Employers urged to let staff continue working from home
Minister says this protects both employees and businesses if any worker is infected
Employers are urged to let their workers continue to work from home when Singapore reopens the economy from Friday.
The arrangement could protect both workers and businesses, as it ensures continuity even if a worker comes down with Covid-19, National Development Minister Lawrence Wong said yesterday, when he announced details of phase two of the country's reopening.
Singapore is now in its third week of phase one, after the circuit breaker ended on June 1. But most activities are still not allowed in this period.
In phase two, most economic and social activities can start again, including dining at food and beverage outlets.
Mr Wong, who co-chairs the multi-ministry task force tackling Covid-19, said at a virtual press conference that it is in the interest of businesses to let their employees continue to work from home.
This will help them avoid having to quarantine many in their workforce should an employee be infected.
"The entire workplace may have to be shut down," Mr Wong added.
But when companies adopt split-team arrangements, with one group working from home, they may not have to close since not everyone would have been exposed to the infected person.
"It's in the interest of all businesses (to allow telecommuting)," Mr Wong said.
"They should take the safe management practices very seriously and continue to have employees work from home to the maximum extent."
This, in turn, will help reduce the number of commuters travelling to work by public transport, especially during peak periods.
Mr Wong said the Government recognises that maintaining a safe distance from another person on public transport is not easy.
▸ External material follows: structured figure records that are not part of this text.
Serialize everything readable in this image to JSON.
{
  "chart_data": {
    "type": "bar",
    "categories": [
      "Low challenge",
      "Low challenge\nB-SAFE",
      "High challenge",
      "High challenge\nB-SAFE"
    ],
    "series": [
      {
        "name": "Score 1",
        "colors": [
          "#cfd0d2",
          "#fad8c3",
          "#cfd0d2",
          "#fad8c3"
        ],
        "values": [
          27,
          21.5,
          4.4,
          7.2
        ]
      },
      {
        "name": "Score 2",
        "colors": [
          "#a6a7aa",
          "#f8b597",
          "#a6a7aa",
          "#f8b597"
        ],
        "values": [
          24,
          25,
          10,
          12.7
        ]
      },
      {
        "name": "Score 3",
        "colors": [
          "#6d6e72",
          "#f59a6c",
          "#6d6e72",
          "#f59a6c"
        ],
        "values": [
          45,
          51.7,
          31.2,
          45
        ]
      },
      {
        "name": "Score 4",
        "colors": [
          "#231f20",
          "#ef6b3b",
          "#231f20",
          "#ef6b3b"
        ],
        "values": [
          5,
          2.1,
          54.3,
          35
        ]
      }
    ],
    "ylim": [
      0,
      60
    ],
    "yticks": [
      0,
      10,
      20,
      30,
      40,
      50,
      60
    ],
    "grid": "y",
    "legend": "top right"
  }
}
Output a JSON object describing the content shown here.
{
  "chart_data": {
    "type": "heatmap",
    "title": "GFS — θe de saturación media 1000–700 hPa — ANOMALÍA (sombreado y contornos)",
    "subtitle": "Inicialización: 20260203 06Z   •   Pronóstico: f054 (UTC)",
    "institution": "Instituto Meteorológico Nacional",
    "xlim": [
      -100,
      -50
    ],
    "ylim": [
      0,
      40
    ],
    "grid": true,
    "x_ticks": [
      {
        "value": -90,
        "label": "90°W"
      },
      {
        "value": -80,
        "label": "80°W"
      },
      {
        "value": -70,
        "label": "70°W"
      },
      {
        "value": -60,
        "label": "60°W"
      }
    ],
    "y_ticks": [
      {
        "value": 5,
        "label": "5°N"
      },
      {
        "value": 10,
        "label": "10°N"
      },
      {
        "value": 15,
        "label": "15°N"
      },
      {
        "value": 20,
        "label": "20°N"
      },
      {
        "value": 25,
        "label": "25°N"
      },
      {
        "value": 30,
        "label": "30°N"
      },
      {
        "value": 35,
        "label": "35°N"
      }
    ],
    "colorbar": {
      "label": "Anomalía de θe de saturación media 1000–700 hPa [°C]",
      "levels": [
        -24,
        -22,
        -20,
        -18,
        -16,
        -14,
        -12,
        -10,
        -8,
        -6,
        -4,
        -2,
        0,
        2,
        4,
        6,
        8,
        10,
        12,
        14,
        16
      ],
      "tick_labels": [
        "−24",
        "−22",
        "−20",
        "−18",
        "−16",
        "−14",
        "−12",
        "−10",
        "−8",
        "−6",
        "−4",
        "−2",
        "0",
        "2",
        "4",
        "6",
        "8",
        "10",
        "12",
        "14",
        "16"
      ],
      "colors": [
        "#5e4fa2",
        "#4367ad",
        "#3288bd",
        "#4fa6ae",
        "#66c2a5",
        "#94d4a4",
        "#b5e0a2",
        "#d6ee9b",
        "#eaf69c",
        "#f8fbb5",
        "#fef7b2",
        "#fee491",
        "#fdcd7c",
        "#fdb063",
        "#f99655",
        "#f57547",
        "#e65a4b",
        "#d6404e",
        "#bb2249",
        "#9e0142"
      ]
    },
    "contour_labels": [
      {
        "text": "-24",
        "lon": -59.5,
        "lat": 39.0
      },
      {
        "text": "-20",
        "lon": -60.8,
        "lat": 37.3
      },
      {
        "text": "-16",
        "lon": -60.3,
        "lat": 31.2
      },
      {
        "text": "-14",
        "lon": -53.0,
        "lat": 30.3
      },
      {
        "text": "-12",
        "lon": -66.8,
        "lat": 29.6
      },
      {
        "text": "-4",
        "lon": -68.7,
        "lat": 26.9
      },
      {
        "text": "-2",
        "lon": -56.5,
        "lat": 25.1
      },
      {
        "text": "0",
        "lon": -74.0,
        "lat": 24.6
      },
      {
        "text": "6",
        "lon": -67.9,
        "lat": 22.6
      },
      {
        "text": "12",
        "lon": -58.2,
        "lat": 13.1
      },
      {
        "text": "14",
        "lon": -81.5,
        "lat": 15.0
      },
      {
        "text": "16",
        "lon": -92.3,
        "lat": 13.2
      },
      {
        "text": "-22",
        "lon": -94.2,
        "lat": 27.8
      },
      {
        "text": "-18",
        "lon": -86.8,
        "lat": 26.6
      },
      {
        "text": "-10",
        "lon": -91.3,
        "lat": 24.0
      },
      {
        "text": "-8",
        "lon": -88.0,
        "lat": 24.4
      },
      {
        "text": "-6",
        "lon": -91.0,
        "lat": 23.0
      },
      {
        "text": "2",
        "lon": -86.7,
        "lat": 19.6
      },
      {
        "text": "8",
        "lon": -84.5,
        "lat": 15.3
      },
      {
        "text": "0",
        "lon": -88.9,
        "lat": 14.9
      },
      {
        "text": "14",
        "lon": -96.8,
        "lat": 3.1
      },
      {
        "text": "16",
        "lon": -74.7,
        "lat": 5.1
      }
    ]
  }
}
Hence, other measures have been implemented to continue safeguarding commuters.
These include the mandatory wearing of masks and urging commuters not to talk to one another or on the phone during the journey.
Public transport operators have also been asked to step up their cleaning regimes, he added.
Health Minister Gan Kim Yong added that precautionary measures should be viewed as a package instead of being evaluated individually.
"We have to bear in mind that even as we open up in phase two, we need to further strengthen individual responsibility and discipline, so that each of us can help keep the number of cases low (and that) despite the increase in interactions between individuals, the transmissions can still be managed because we are disciplined," he said at the press conference.
For example, it may not be possible to wear a mask in a restaurant or hawker centre during meals with friends.
"But it doesn't mean that we, therefore, don't have to wear masks everywhere else.
"All the more we need to strengthen the preventive measures elsewhere so that, overall, we keep the number of cases low," Mr Gan added.